Neben Röm. 8,28-30 ist das der klassische Text, mit dem eine biblische Prädestinationslehre begründet wird. Prädestination bedeutet Vorherbestimmung und besagt somit, dass Gott schon von Anfang an festgelegt hat, welche Menschen errettet werden. Unterscheiden muss man zwischen einer einfachen Prädestination und einer doppelten. Die doppelte Prädestinationslehre besagt, dass Gott sowohl vorherbestimmt hat, wer errettet wird, als auch wer nicht errettet wird. Die einfache Prädestinationslehre sagt, dass man von der Bibel her nur sagen kann, dass Menschen zum Heil erwählt sind, aber aus dieser Aussage nicht den Umkehrschluss ziehen kann, dass bestimmte Menschen zum Verderben vorherbestimmt sind.

Schwieriges Gelände! Von den Stellen Eph. 1,3-6 und Röm. 8,28-30 her kann man jedenfalls nur von einer einfachen Prädestination sprechen. Gott hat Menschen zum Heil erwählt. Daraus den negativen Umkehrschluss zu ziehen klingt zwar logisch, ist aber theologisch gefährlich und steht eben so ganz bewusst nicht in den Texten drin.

Für mich ist wichtig: Die Prädestination betont die Gnade Gottes. Es liegt nicht an menschlicher Leistung, wenn ich zum Glauben komme und errettet werde, es ist ganz und gar Gnade (vgl. Luthers sola gratia). Die Bibel drückt es damit aus, dass Gott uns schon bevor wir überhaupt am Leben waren, zum Heil erwählt hat. Daneben betont die Bibel aber immer wieder die Verantwortung des Menschen: Gott ruft den Menschen und er hat die Freiheit darauf zu antworten – mit Ja oder Nein. Rein logisch gesehen passt beides nicht zusammen. Aber biblisch gesehen anscheinend schon! Wir müssen beides festhalten: Alles ist Gnade und doch ist der Mensch voll verantwortlich für seine Entscheidung (vgl. dazu auch den Artikel zu Bonhoeffers Nachfolge: „Der Ruf in die Nachfolge“).

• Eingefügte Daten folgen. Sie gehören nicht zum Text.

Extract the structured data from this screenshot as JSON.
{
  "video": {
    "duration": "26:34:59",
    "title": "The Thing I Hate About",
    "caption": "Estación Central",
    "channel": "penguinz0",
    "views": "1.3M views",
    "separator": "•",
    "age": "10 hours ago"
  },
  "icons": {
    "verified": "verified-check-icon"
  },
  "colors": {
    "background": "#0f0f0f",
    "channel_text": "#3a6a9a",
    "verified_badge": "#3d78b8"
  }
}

Zu beachten bei dem Text ist auch, dass Paulus hier keine theologisch-dogmatischen Lehrsätze festklopfen will, sondern dass er die Größe und Liebe Gottes loben möchte. „Zum Lob seiner herrlichen Gnade, mit der er uns begnadet hat in dem Geliebten“ (V.6), schreibt er diesen Abschnitt. Er möchte die Gnade Gottes groß machen und nimmt dabei auch logische Schwierigkeiten in Kauf (die ihm als scharf denkenden Theologen und gut ausgebildeten Schriftgelehrten klar gewesen sein müssen). Wichtiger als strenge theologische Logik ist ihm der Lobpreis Gottes!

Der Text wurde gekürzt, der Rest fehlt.